In 1935, Mrs. Eleanor Roosevelt wrote an article titled “Facing the Problems of Youth” for the February edition of “National Parent-Teacher Magazine.” She later used the subject as she began traveling around the country giving lectures.
The first lad made a stopover in Johnson City on May 30, 1939 and delivered a brief speech that mirrored her article, shortening the title to “Problems of Youth.” The event took place at 8:00 p.m. in the big City Hall auditorium at the northwest corner of West Main and Boone streets. As you read her comments, think about how things have changed, yet remained the same over the past 77 years. Here are excerpts from her talk:
“Education today is not purely a question of the education of youth; it is a question of the education of parents, because so many parents, I find, have lost their hold on their children. One reason for this is that they insist on laying down the law without allowing a free intellectual interchange of ideas between themselves and the younger generation.
“I believe that as we grow older we gain some wisdom, but I do not believe that we can take it for granted that our wisdom will be accepted by the younger generation. We have to be prepared to put our thinking across to them. We cannot simply expect them to say, ‘Our older people have had experience and they have proved to themselves certain things, therefore they are right.’ That isn't the way the best kind of young people think. They want to experience for themselves.
“I find they are perfectly willing to talk to older people, but they don't want to talk to older people who are shocked by their ideas, nor do they want to talk to older people who are not realistic. We might just as well accept things, which are facts as facts and not try to imagine that the world is different, more like what we idealized in the past.
“But if the relationship is such that youth has no desire to talk to older people, then, I think, it is entirely impossible to help the youth of today—and they need help badly. I think they are very glad to have it, too, when it is given in a spirit of helpfulness, not self-righteousness.
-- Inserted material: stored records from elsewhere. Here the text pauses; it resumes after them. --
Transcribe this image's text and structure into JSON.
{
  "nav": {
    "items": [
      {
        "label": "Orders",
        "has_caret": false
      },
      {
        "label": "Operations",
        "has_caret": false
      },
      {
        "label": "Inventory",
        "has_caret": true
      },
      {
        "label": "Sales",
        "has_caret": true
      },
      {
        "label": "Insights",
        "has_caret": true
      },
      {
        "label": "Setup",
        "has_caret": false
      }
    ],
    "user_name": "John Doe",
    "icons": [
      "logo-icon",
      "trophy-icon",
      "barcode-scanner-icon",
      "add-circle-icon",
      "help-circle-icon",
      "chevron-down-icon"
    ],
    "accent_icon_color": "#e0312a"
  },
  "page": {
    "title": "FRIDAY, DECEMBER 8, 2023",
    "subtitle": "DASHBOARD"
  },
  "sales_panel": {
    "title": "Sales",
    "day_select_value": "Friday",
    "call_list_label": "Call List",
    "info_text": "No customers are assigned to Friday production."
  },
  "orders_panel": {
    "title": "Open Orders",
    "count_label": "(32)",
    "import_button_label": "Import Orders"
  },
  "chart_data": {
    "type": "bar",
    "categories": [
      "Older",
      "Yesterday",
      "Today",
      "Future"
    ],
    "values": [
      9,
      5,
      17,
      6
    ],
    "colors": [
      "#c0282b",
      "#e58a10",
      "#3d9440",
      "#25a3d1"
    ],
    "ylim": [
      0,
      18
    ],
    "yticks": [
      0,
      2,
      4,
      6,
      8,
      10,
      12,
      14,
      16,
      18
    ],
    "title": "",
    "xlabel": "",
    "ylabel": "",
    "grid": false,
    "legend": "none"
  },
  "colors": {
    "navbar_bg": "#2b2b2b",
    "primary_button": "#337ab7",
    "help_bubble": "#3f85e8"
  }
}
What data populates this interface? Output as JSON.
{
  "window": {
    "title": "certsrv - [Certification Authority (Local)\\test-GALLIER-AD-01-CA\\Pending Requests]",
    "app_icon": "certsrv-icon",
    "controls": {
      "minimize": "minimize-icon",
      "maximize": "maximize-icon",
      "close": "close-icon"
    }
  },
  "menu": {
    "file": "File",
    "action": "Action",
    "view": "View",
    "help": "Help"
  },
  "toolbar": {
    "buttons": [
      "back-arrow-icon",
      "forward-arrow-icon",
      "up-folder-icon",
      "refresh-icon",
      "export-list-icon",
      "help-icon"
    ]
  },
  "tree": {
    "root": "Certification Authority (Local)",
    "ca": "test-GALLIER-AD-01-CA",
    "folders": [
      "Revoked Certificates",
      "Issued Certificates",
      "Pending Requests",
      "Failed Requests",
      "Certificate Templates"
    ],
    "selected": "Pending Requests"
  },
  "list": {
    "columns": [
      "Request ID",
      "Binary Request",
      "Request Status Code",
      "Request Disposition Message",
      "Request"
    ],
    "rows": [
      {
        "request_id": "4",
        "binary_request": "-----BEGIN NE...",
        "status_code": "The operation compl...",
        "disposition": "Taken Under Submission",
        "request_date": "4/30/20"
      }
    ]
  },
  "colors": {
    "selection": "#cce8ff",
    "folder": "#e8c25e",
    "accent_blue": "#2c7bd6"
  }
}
We don't need to idealize things that are past; they look glamorous, but perhaps they were not so glamorous when we really lived through them.
“My own feeling would be that the most important education is the education which will enable us, both in our homes and in our schools, to understand the real problems that our children have to meet today. It is easy enough to impart book knowledge, but it is not so easy to build up the relationship between youth and older people, which is essential to the working out of their problems—very difficult problems on which young people need our leadership and our understanding.
“We cannot pass over the fact that the world is a hard world for youth and that so far we have not really given their problems as much attention as we should. We smile—I smiled myself the other day when one young boy said that he hoped to go in and clean up politics. Politics need to be cleaned up, of course. Everything that is human needs that particular kind of enthusiasm.
“But we older people know that we don't always succeed as easily as these young ones think they can. Yet I doubt if we should smile. I think that we should welcome their help, and find places where this tremendous energy that is in youth—if it cannot be used immediately in making a living—may at least be used where it is so greatly needed today.
“I should like to leave with you this one idea which I have been thinking about a great deal of late: the necessity for us as parents, as teachers, as older people, to put our minds on the problems of youth, to face realities, to face the world as it is and the lives that they have to live—not as we wish they were, but as they are – and, having done that, to give our sympathetic help in every way that we can.”